Optimized Setup for 2D Convection Experiments in Thin Liquid Films

TL;DR

This paper introduces a new experimental setup for studying two-dimensional thermal convection in thin liquid films, enabling controlled experiments on film properties and convection dynamics with adjustable parameters.

Contribution

The authors developed a reproducible method to generate and control freestanding thin liquid films for convection studies, facilitating investigations that are computationally and experimentally challenging in 3D.

Findings

Controlled thin film production with nanometer precision.

Ability to vary aspect ratio from 0.16 to 10.

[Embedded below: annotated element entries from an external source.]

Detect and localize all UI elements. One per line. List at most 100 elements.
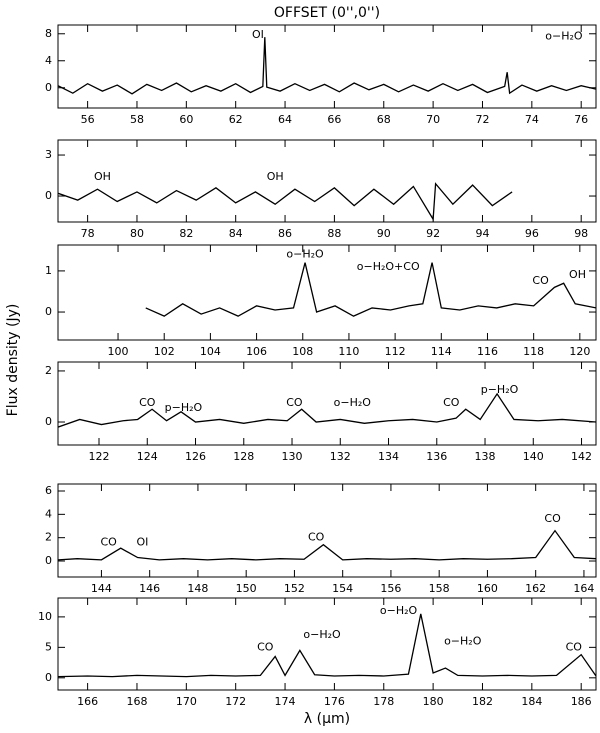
x-tick-label: 148 [187,582,208,595]
x-tick-label: 158 [429,582,450,595]
line-annotation: OH [267,170,284,183]
x-tick-label: 92 [426,227,440,240]
x-tick-label: 82 [179,227,193,240]
x-tick-label: 120 [569,345,590,358]
x-tick-label: 172 [225,695,246,708]
x-tick-label: 106 [246,345,267,358]
line-annotation: o−H₂O+CO [357,260,420,273]
y-tick-label: 4 [45,54,52,67]
line-annotation: CO [257,640,274,653]
y-axis-label: Flux density (Jy) [5,304,21,417]
spectrum-line [58,529,596,561]
x-tick-label: 68 [377,113,391,126]
x-tick-label: 124 [137,450,158,463]
spectrum-line [58,392,596,428]
x-tick-label: 88 [327,227,341,240]
x-tick-label: 150 [236,582,257,595]
x-tick-label: 84 [229,227,243,240]
panel-frame [57,24,597,109]
chart-title: OFFSET (0'',0'') [274,5,380,21]
x-tick-label: 116 [477,345,498,358]
x-tick-label: 142 [571,450,592,463]
x-tick-label: 62 [229,113,243,126]
line-annotation: OH [569,268,586,281]
x-tick-label: 102 [154,345,175,358]
x-tick-label: 156 [380,582,401,595]
spectrum-line [58,182,513,222]
y-tick-label: 5 [45,640,52,653]
x-tick-label: 144 [91,582,112,595]
line-annotation: CO [308,531,325,544]
x-tick-label: 80 [130,227,144,240]
x-tick-label: 70 [426,113,440,126]
y-tick-label: 2 [45,364,52,377]
x-tick-label: 138 [475,450,496,463]
line-annotation: o−H₂O [444,634,482,647]
line-annotation: o−H₂O [334,396,372,409]
x-tick-label: 90 [377,227,391,240]
x-tick-label: 136 [426,450,447,463]
panel-frame [57,244,597,341]
x-tick-label: 104 [200,345,221,358]
line-annotation: p−H₂O [481,383,519,396]
x-tick-label: 130 [282,450,303,463]
x-tick-label: 168 [126,695,147,708]
x-tick-label: 140 [523,450,544,463]
panel-frame [57,361,597,446]
x-tick-label: 178 [373,695,394,708]
x-tick-label: 108 [292,345,313,358]
x-tick-label: 58 [130,113,144,126]
x-tick-label: 180 [423,695,444,708]
y-tick-label: 8 [45,27,52,40]
x-tick-label: 152 [284,582,305,595]
line-annotation: OI [136,535,148,548]
x-tick-label: 132 [330,450,351,463]
panel-frame [57,139,597,223]
spectrum-line [58,37,596,95]
x-tick-label: 100 [108,345,129,358]
line-annotation: OH [94,170,111,183]
line-annotation: OI [252,28,264,41]
x-tick-label: 60 [179,113,193,126]
x-tick-label: 112 [385,345,406,358]
spectrum-line [58,613,596,678]
x-tick-label: 96 [525,227,539,240]
line-annotation: o−H₂O [545,29,583,42]
y-tick-label: 0 [45,189,52,202]
x-tick-label: 66 [327,113,341,126]
x-tick-label: 118 [523,345,544,358]
x-tick-label: 186 [571,695,592,708]
y-tick-label: 0 [45,305,52,318]
x-tick-label: 160 [477,582,498,595]
x-tick-label: 174 [275,695,296,708]
y-tick-label: 2 [45,531,52,544]
x-tick-label: 122 [89,450,110,463]
x-tick-label: 166 [77,695,98,708]
line-annotation: CO [566,640,583,653]
x-tick-label: 98 [574,227,588,240]
y-tick-label: 0 [45,554,52,567]
x-tick-label: 110 [338,345,359,358]
line-annotation: CO [286,396,303,409]
panel-frame [57,483,597,578]
x-tick-label: 146 [139,582,160,595]
line-annotation: o−H₂O [303,628,341,641]
y-tick-label: 6 [45,484,52,497]
y-tick-label: 0 [45,415,52,428]
x-tick-label: 164 [573,582,594,595]
line-annotation: p−H₂O [165,401,203,414]
x-tick-label: 134 [378,450,399,463]
x-axis-label: λ (μm) [304,711,350,727]
x-tick-label: 94 [475,227,489,240]
y-tick-label: 0 [45,671,52,684]
x-tick-label: 64 [278,113,292,126]
x-tick-label: 170 [176,695,197,708]
x-tick-label: 86 [278,227,292,240]
line-annotation: CO [532,274,549,287]
x-tick-label: 72 [475,113,489,126]
line-annotation: o−H₂O [286,247,324,260]
y-tick-label: 3 [45,148,52,161]
line-annotation: CO [139,396,156,409]
x-tick-label: 162 [525,582,546,595]
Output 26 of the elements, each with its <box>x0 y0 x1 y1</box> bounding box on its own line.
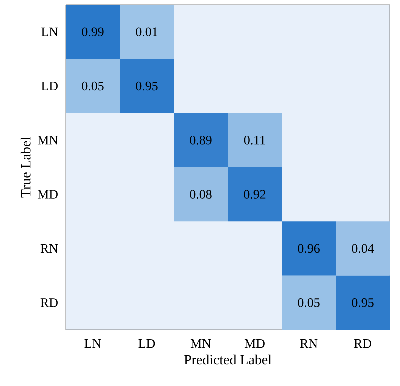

Reproducible conditions for comparative analysis.

Abstract

We present a novel experimental setup to investigate two-dimensional thermal convection in a freestanding thin liquid film. We develop a setup for the reproducible generation of freestanding thin liquid films. Such films can be produced in a controlled way on the scale of 5 to 1000 nanometers. Our primary goal is to investigate the statistics of reversals in Rayleigh-B\'enard convection with varying aspect ratio; here numerical works are quite expensive and 3D experiments prohibitively complicated and costly. However, as well questions regarding the physics of liquid films under controlled conditions can be investigated, like surface forces, or stability under varying thermodynamical parameters. The thin liquid film has a well-defined and -chosen chemistry in order to fit our particular requirements, it has a thickness to area ratio of approximately 10^8 and is supported by a frame which is adjustable in height and width to vary the aspect ratio from 0.16 to 10. The top and bottom frame elements can be set to specific temperature within T= 15-55{\deg}C. The ambient parameters of the thin film are carefully controlled to achieve reproducible results and allow a comparison to experimental and numerical data.